August 14, 1987|NIKKI FINKE | Times Staff Writer

Maybe it's too early for heraldic trumpeters, red carpets or even pomp and circumstance. But the King and Queen of Spain are coming to Southern California next month, and everyone is pretty laid-back about it.

Consider, for instance, one of the kick-off events leading up to the two-day visit by King Juan Carlos and Queen Sophia in late September--an art exhibition sponsored by the Spanish government. Works by El Greco, or Picasso or Dali? Not quite.

The National Tourist Office of Spain commissioned 25-year-old Spanish artist Miguel Garcia to spend six months roaming around Los Angeles in order to present a whimsical perspective of Spain's cultural heritage on the Southland.

In a corner of the lobby of the Pacific Design Center in West Hollywood are a dozen pastels that represent Garcia's take on things after spending time in Van Nuys, Venice and Hollywood. One work features Christopher Columbus hitchhiking along a Los Angeles freeway with a ride sign that says "Spain" and a suitcase emblazoned with designer initials. Another shows Father Junipero Serra, the founder of the California missions, having a drink with a punk rocker an an outdoor cafe at Hollywood and Vine.

A third depicts Don Quixote riding in a red convertible down the I-10 with his aide-de-camp Sancho Panza at the wheel and his flag-draped lance pointing at the traffic instead of at windmills. (Obviously, Garcia painted this before the start of the freeway shootings.) Then, there's King Ferdinand and Queen Isabella dressed in full royal regalia and Wayfarer sunglasses strolling among the skateboard-riding, bikini-clad crowd on the Venice boardwalk.

In a bid for sentimentality, Garcia also drew a pastel showing Don Quixote, Dali, Panza and Columbus warming up for a track event in the Coliseum during the Los Angeles Olympics and checking out each of the numbers on their backs.

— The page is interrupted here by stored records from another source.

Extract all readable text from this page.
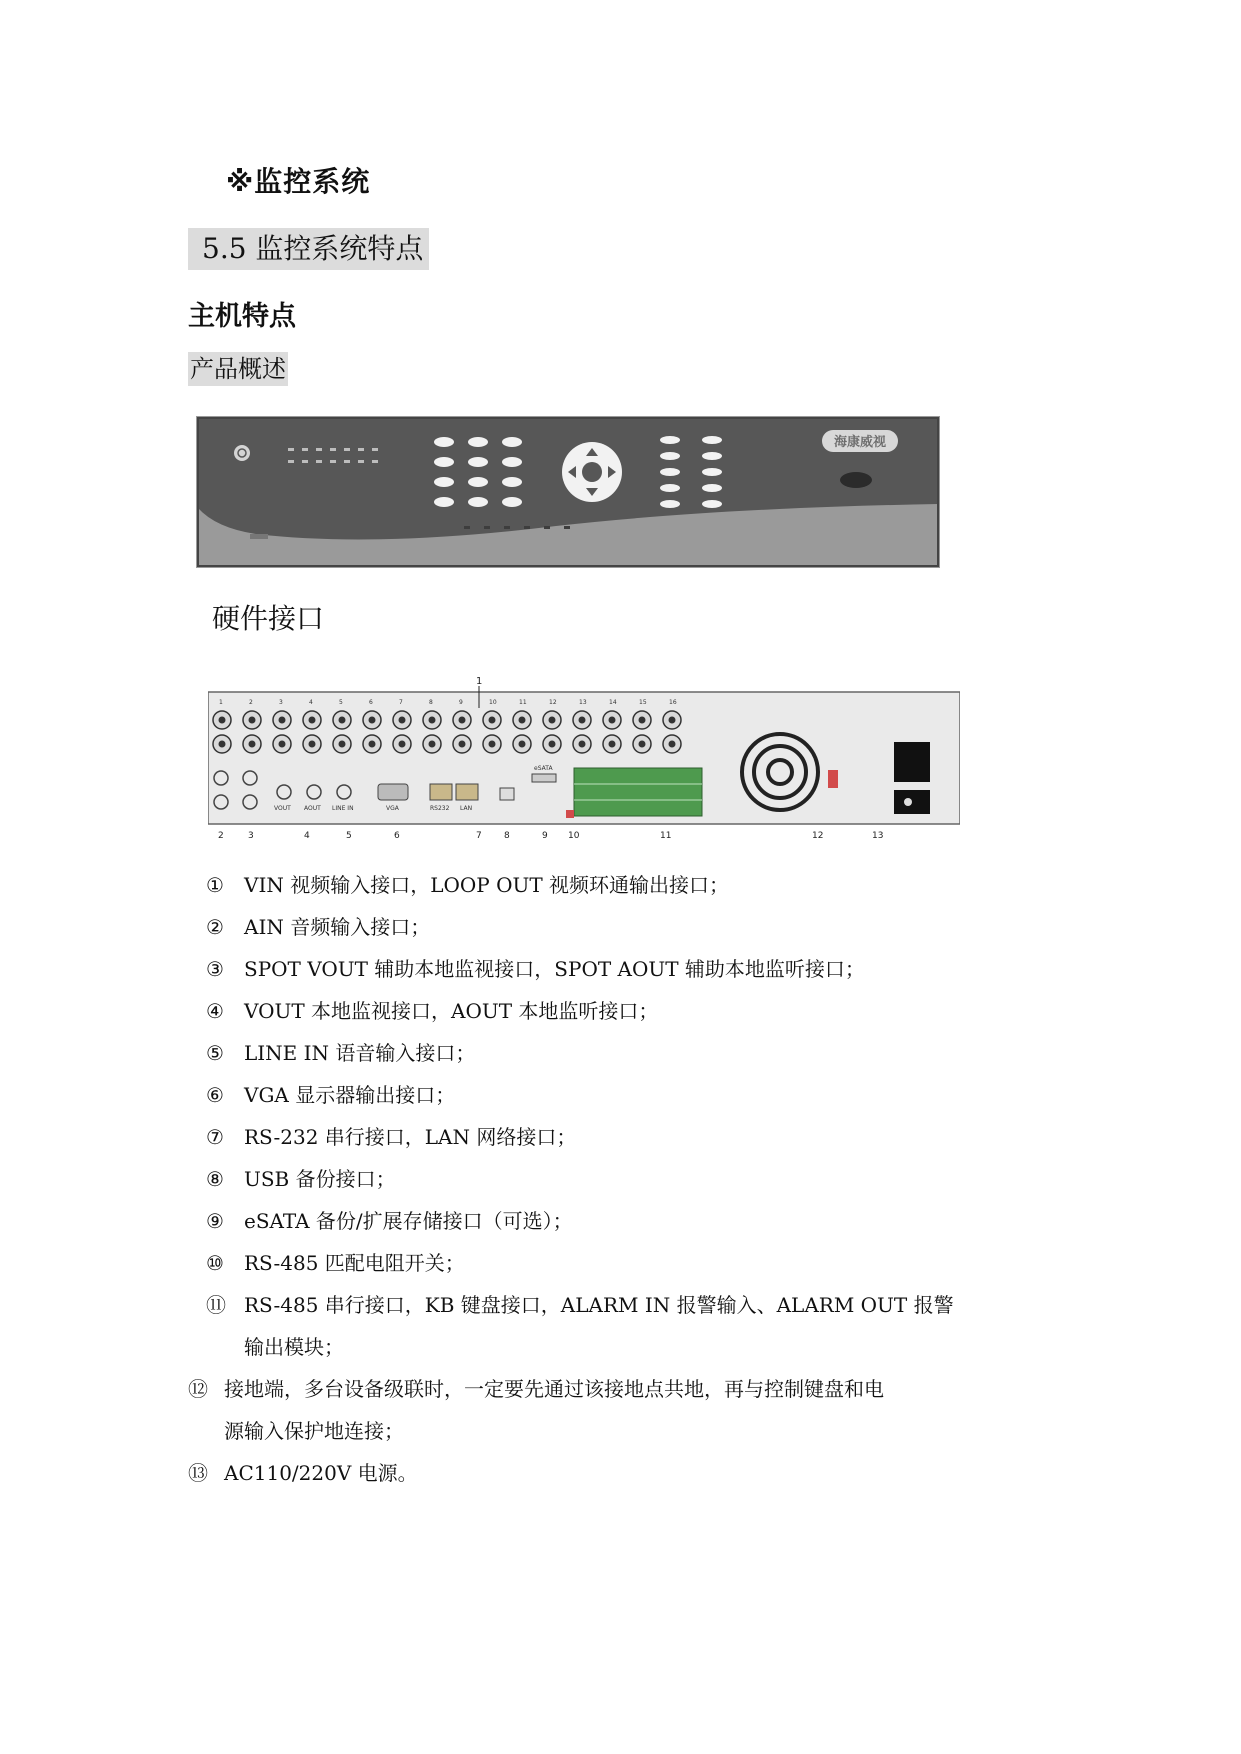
※监控系统
5.5 监控系统特点
主机特点
产品概述
海康威视
硬件接口
1
1	2	3	4	5	6	7	8	9	10	11	12	13	14	15	16
2	3	4	5	6	7 8	9 10	11	12	13
VOUT AOUT LINE IN	VGA	RS232 LAN
eSATA
①	VIN 视频输入接口，LOOP OUT 视频环通输出接口；
②	AIN 音频输入接口；
③	SPOT VOUT 辅助本地监视接口，SPOT AOUT 辅助本地监听接口；
④	VOUT 本地监视接口，AOUT 本地监听接口；
⑤	LINE IN 语音输入接口；
⑥	VGA 显示器输出接口；
⑦	RS-232 串行接口，LAN 网络接口；
⑧	USB 备份接口；
⑨	eSATA 备份/扩展存储接口（可选）；
⑩	RS-485 匹配电阻开关；
⑪ RS-485 串行接口，KB 键盘接口，ALARM IN 报警输入、ALARM OUT 报警
输出模块；
⑫ 接地端，多台设备级联时，一定要先通过该接地点共地，再与控制键盘和电
源输入保护地连接；
⑬ AC110/220V 电源。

Pituka Caton, deputy director of Spain's National Tourist Office in Beverly Hills, admits that Garcia could paint anything he wanted. "This is a new style for him," she adds.

"I like a lot the colorful and curious characters of California," Garcia said through a translator. Tourist officials are pleased. For one thing, they plan to turn the pastels into posters sometime within the next few months and sell them to the public.

This will be the king's first visit to Southern California. His planned trip in February 1981 was canceled at the last minute when his prime minister resigned. He made a trip later that year to Washington, D.C. The dates of his September visit and his itinerary will not be officially announced until next week, but in addition to Los Angeles, Carlos is expected to visit San Francisco and cities in Texas and New Mexico.

The idea behind the royal visit, in addition to promoting tourism, will be to remind Americans living in the Southwest that they have a deep historical link with Spain. Local Spanish tourism spokeswoman Kathryn Paddock pointed out that now when "you say Spanish to Californians, they automatically think Mexico and South America."